[PYTHON] Tiefenschätzung durch CNN (CNN SLAM # 3)

Ich möchte hier die Schätzung von Tiefenbildern unter Verwendung von CNN in CNN SLAM erwähnen.

In der Arbeit wird die Aufgabe der Aufteilung des Bereichs auch von CNN gelöst, aber hier möchte ich mich nur auf die Schätzung des Tiefenbildes konzentrieren.
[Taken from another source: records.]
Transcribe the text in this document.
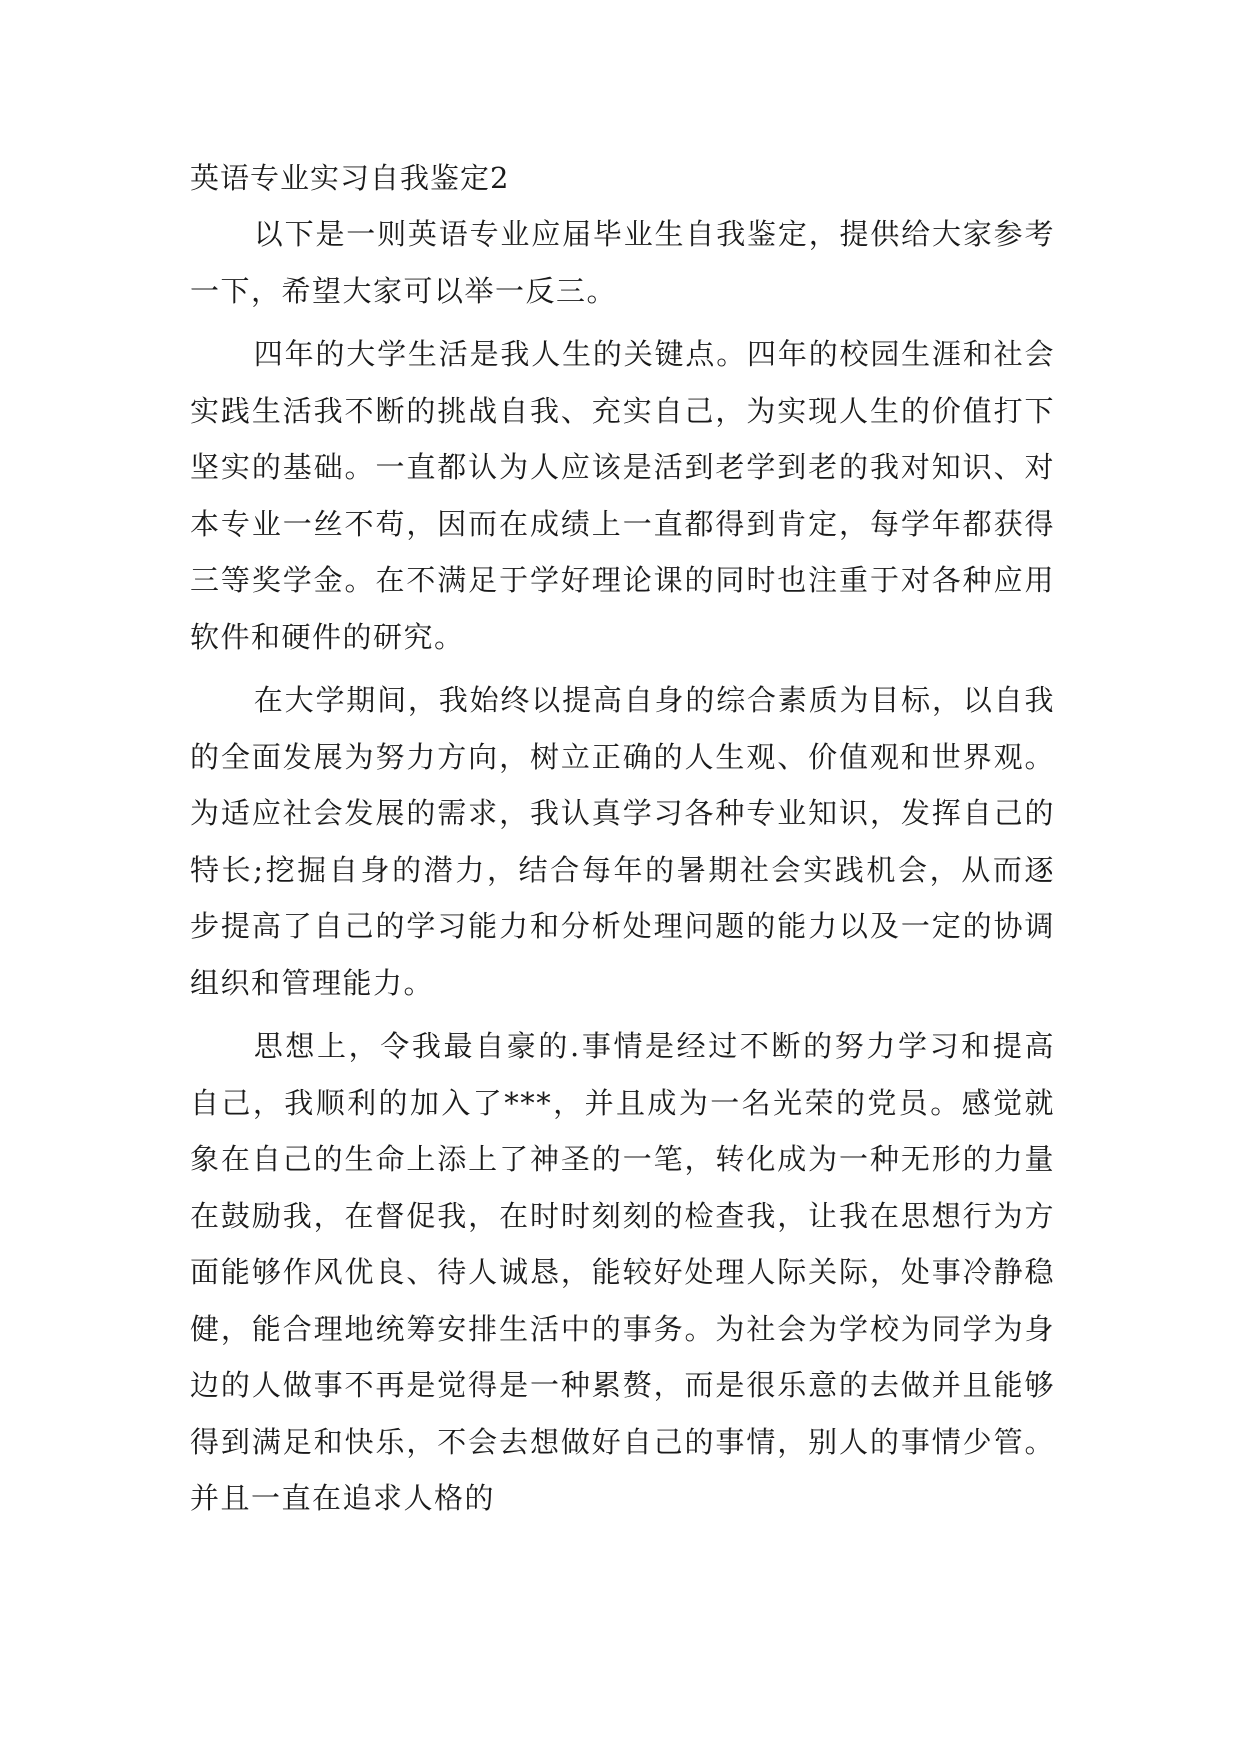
英语专业实习自我鉴定2

以下是一则英语专业应届毕业生自我鉴定，提供给大家参考一下，希望大家可以举一反三。

四年的大学生活是我人生的关键点。四年的校园生涯和社会实践生活我不断的挑战自我、充实自己，为实现人生的价值打下坚实的基础。一直都认为人应该是活到老学到老的我对知识、对本专业一丝不苟，因而在成绩上一直都得到肯定，每学年都获得三等奖学金。在不满足于学好理论课的同时也注重于对各种应用软件和硬件的研究。

在大学期间，我始终以提高自身的综合素质为目标，以自我的全面发展为努力方向，树立正确的人生观、价值观和世界观。为适应社会发展的需求，我认真学习各种专业知识，发挥自己的特长;挖掘自身的潜力，结合每年的暑期社会实践机会，从而逐步提高了自己的学习能力和分析处理问题的能力以及一定的协调组织和管理能力。

思想上，令我最自豪的.事情是经过不断的努力学习和提高自己，我顺利的加入了***，并且成为一名光荣的党员。感觉就象在自己的生命上添上了神圣的一笔，转化成为一种无形的力量在鼓励我，在督促我，在时时刻刻的检查我，让我在思想行为方面能够作风优良、待人诚恳，能较好处理人际关际，处事冷静稳健，能合理地统筹安排生活中的事务。为社会为学校为同学为身边的人做事不再是觉得是一种累赘，而是很乐意的去做并且能够得到满足和快乐，不会去想做好自己的事情，别人的事情少管。并且一直在追求人格的
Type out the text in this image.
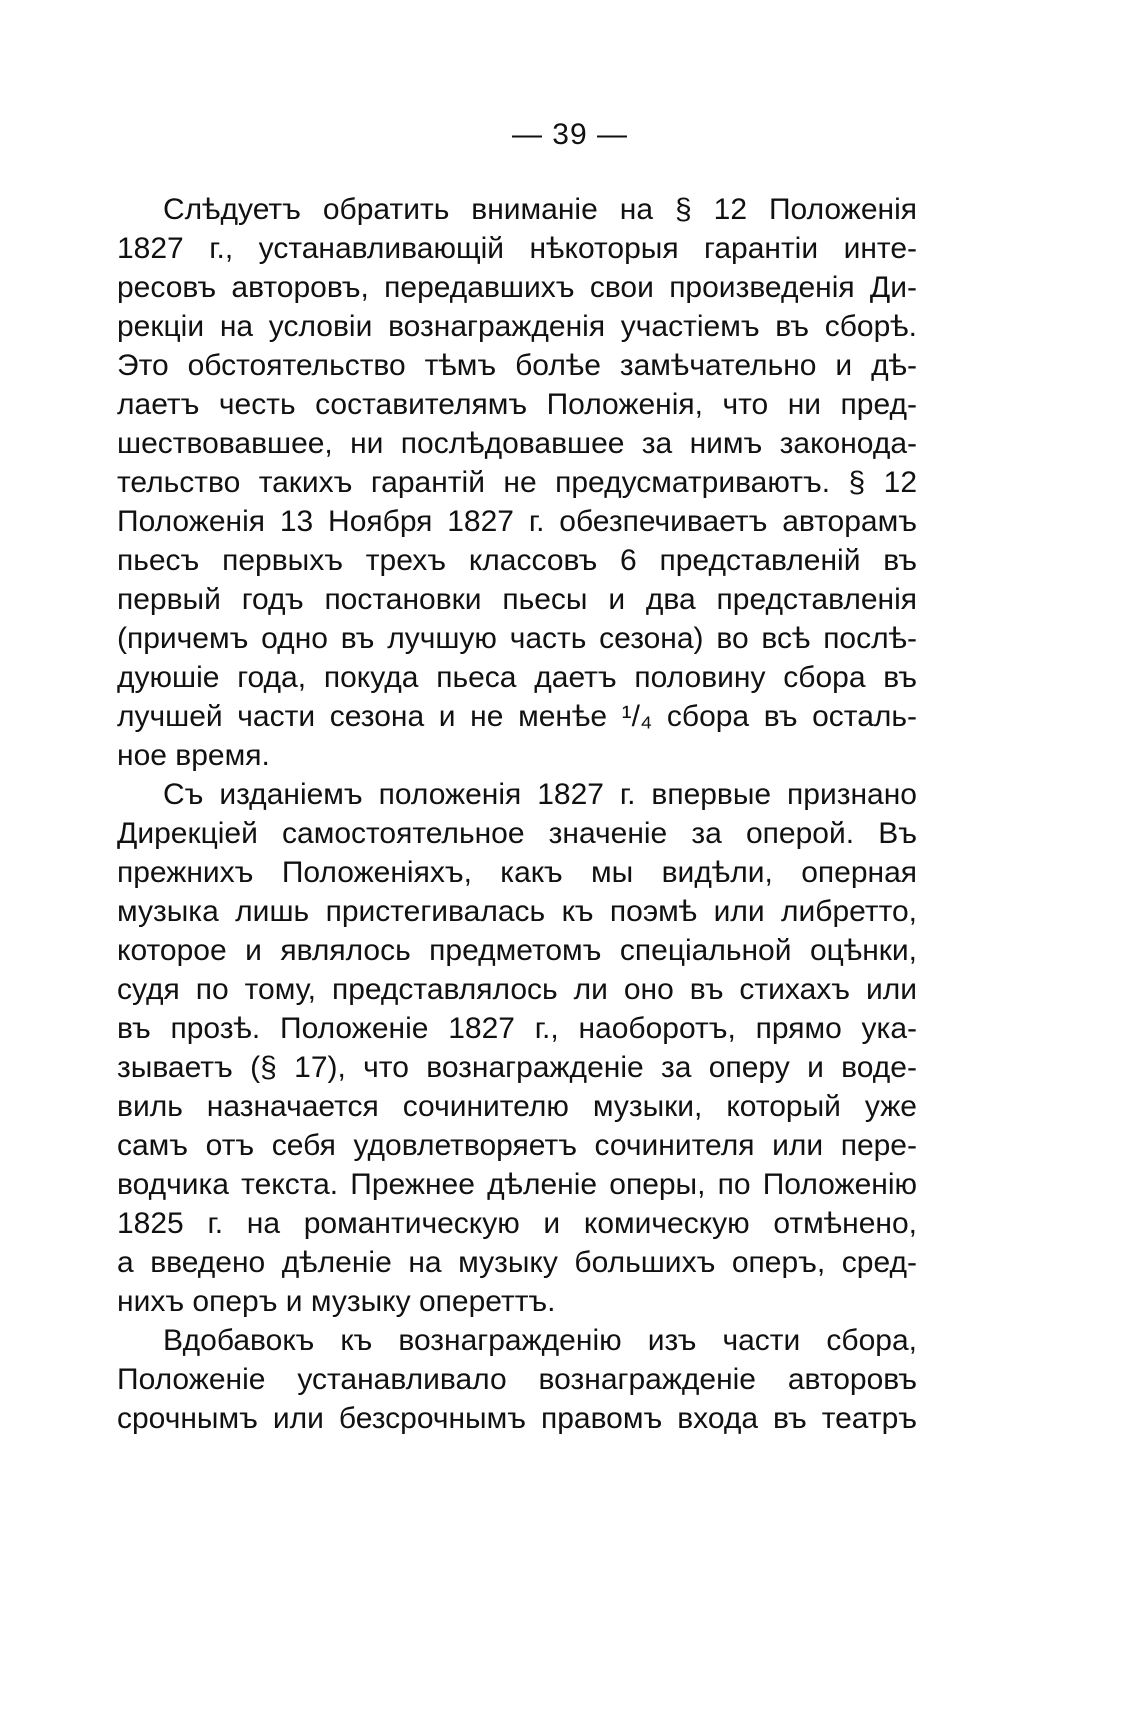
— 39 —
Слѣдуетъ обратить вниманіе на § 12 Положенія
1827 г., устанавливающій нѣкоторыя гарантіи инте-
ресовъ авторовъ, передавшихъ свои произведенія Ди-
рекціи на условіи вознагражденія участіемъ въ сборѣ.
Это обстоятельство тѣмъ болѣе замѣчательно и дѣ-
лаетъ честь составителямъ Положенія, что ни пред-
шествовавшее, ни послѣдовавшее за нимъ законода-
тельство такихъ гарантій не предусматриваютъ. § 12
Положенія 13 Ноября 1827 г. обезпечиваетъ авторамъ
пьесъ первыхъ трехъ классовъ 6 представленій въ
первый годъ постановки пьесы и два представленія
(причемъ одно въ лучшую часть сезона) во всѣ послѣ-
дуюшіе года, покуда пьеса даетъ половину сбора въ
лучшей части сезона и не менѣе ¹/₄ сбора въ осталь-
ное время.
Съ изданіемъ положенія 1827 г. впервые признано
Дирекціей самостоятельное значеніе за оперой. Въ
прежнихъ Положеніяхъ, какъ мы видѣли, оперная
музыка лишь пристегивалась къ поэмѣ или либретто,
которое и являлось предметомъ спеціальной оцѣнки,
судя по тому, представлялось ли оно въ стихахъ или
въ прозѣ. Положеніе 1827 г., наоборотъ, прямо ука-
зываетъ (§ 17), что вознагражденіе за оперу и воде-
виль назначается сочинителю музыки, который уже
самъ отъ себя удовлетворяетъ сочинителя или пере-
водчика текста. Прежнее дѣленіе оперы, по Положенію
1825 г. на романтическую и комическую отмѣнено,
а введено дѣленіе на музыку большихъ оперъ, сред-
нихъ оперъ и музыку опереттъ.
Вдобавокъ къ вознагражденію изъ части сбора,
Положеніе устанавливало вознагражденіе авторовъ
срочнымъ или безсрочнымъ правомъ входа въ театръ
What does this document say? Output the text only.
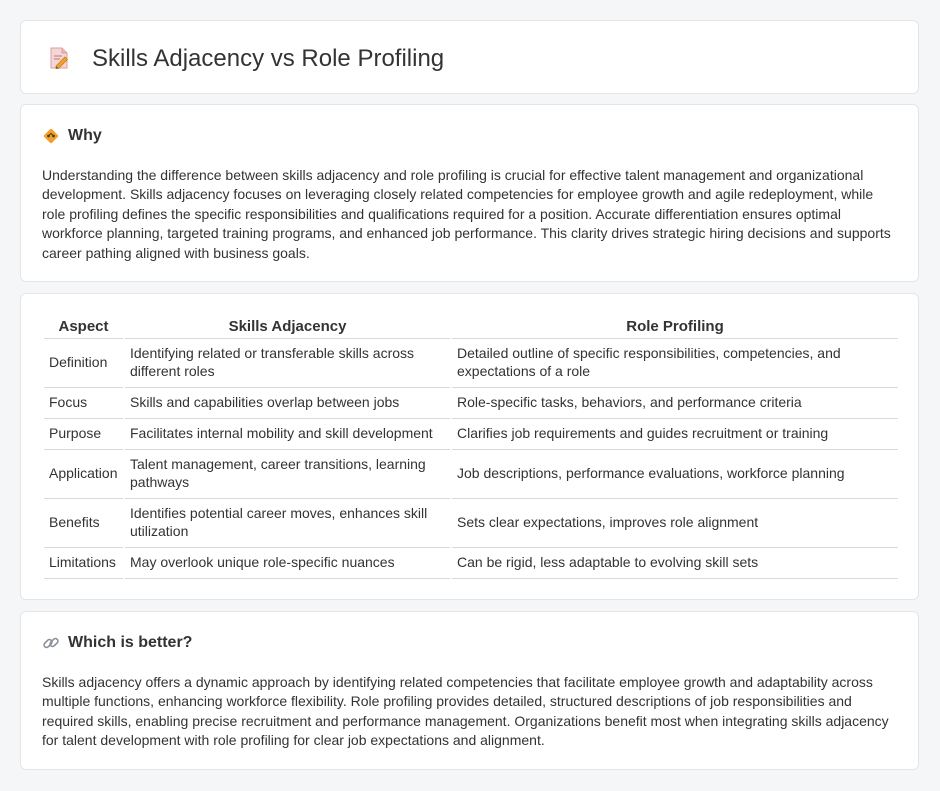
Skills Adjacency vs Role Profiling
Why

Understanding the difference between skills adjacency and role profiling is crucial for effective talent management and organizational development. Skills adjacency focuses on leveraging closely related competencies for employee growth and agile redeployment, while role profiling defines the specific responsibilities and qualifications required for a position. Accurate differentiation ensures optimal workforce planning, targeted training programs, and enhanced job performance. This clarity drives strategic hiring decisions and supports career pathing aligned with business goals.

Aspect	Skills Adjacency	Role Profiling
Definition	Identifying related or transferable skills across different roles	Detailed outline of specific responsibilities, competencies, and expectations of a role
Focus	Skills and capabilities overlap between jobs	Role-specific tasks, behaviors, and performance criteria
Purpose	Facilitates internal mobility and skill development	Clarifies job requirements and guides recruitment or training
Application	Talent management, career transitions, learning pathways	Job descriptions, performance evaluations, workforce planning
Benefits	Identifies potential career moves, enhances skill utilization	Sets clear expectations, improves role alignment
Limitations	May overlook unique role-specific nuances	Can be rigid, less adaptable to evolving skill sets
Which is better?

Skills adjacency offers a dynamic approach by identifying related competencies that facilitate employee growth and adaptability across multiple functions, enhancing workforce flexibility. Role profiling provides detailed, structured descriptions of job responsibilities and required skills, enabling precise recruitment and performance management. Organizations benefit most when integrating skills adjacency for talent development with role profiling for clear job expectations and alignment.
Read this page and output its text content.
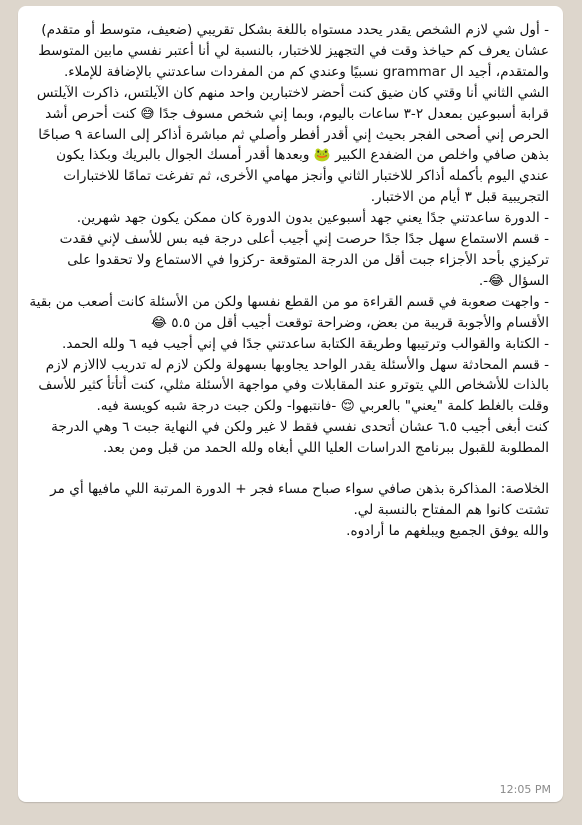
- أول شي لازم الشخص يقدر يحدد مستواه باللغة بشكل تقريبي (ضعيف، متوسط أو متقدم) عشان يعرف كم حياخذ وقت في التجهيز للاختبار، بالنسبة لي أنا أعتبر نفسي مابين المتوسط والمتقدم، أجيد ال grammar نسبيًا وعندي كم من المفردات ساعدتني بالإضافة للإملاء.

الشي الثاني أنا وقتي كان ضيق كنت أحضر لاختبارين واحد منهم كان الآيلتس، ذاكرت الآيلتس قرابة أسبوعين بمعدل ٢-٣ ساعات باليوم، وبما إني شخص مسوف جدًا 😅 كنت أحرص أشد الحرص إني أصحى الفجر بحيث إني أقدر أفطر وأصلي ثم مباشرة أذاكر إلى الساعة ٩ صباحًا بذهن صافي واخلص من الضفدع الكبير 🐸 وبعدها أقدر أمسك الجوال بالبريك وبكذا يكون عندي اليوم بأكمله أذاكر للاختبار الثاني وأنجز مهامي الأخرى، ثم تفرغت تمامًا للاختبارات التجريبية قبل ٣ أيام من الاختبار.

- الدورة ساعدتني جدًا يعني جهد أسبوعين بدون الدورة كان ممكن يكون جهد شهرين.

- قسم الاستماع سهل جدًا جدًا حرصت إني أجيب أعلى درجة فيه بس للأسف لإني فقدت تركيزي بأحد الأجزاء جبت أقل من الدرجة المتوقعة -ركزوا في الاستماع ولا تحقدوا على السؤال 😂-.

- واجهت صعوبة في قسم القراءة مو من القطع نفسها ولكن من الأسئلة كانت أصعب من بقية الأقسام والأجوبة قريبة من بعض، وضراحة توقعت أجيب أقل من ٥.٥ 😂

- الكتابة والقوالب وترتيبها وطريقة الكتابة ساعدتني جدًا في إني أجيب فيه ٦ ولله الحمد.

- قسم المحادثة سهل والأسئلة يقدر الواحد يجاوبها بسهولة ولكن لازم له تدريب لاالازم لازم بالذات للأشخاص اللي يتوترو عند المقابلات وفي مواجهة الأسئلة مثلي، كنت أتأتأ كثير للأسف وقلت بالغلط كلمة "يعني" بالعربي 😌 -فانتبهوا- ولكن جبت درجة شبه كويسة فيه.

كنت أبغى أجيب ٦.٥ عشان أتحدى نفسي فقط لا غير ولكن في النهاية جبت ٦ وهي الدرجة المطلوبة للقبول ببرنامج الدراسات العليا اللي أبغاه ولله الحمد من قبل ومن بعد.

الخلاصة: المذاكرة بذهن صافي سواء صباح مساء فجر + الدورة المرتبة اللي مافيها أي مر تشتت كانوا هم المفتاح بالنسبة لي.

والله يوفق الجميع ويبلغهم ما أرادوه.

12:05 PM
In beiden Fällen ist die Grundkonfiguration des Netzwerks nahezu identisch, sodass Sie sich nicht zu viele Gedanken über das Verständnis von CNN SLAM machen müssen.

Die Antwort ist auf Github

Gott.

https://github.com/iro-cp/FCRN-DepthPrediction

Sie können die Tiefe abschätzen, indem Sie dies klonen!

Rezept


$ git clone https://github.com/iro-cp/FCRN-DepthPrediction.git
$ cd FCRN-DepthPrediction/tensorflow
$ python predict.py <Geschulte Modelldatei> <RGB-Bild, das Sie schätzen möchten>

Ich brauche Tensorflow, also installiere es. Ich habe Python 3.5.3 und Tensorflow hat 1.2.1.

Die trainierte Modelldatei ist mit der README-Datei auf der Github-Seite oben verknüpft. Sie müssen hier nicht trainieren, da Sie das Modell erhalten können, indem Sie auf die Stelle klicken, an der Tensorflow-Modell steht.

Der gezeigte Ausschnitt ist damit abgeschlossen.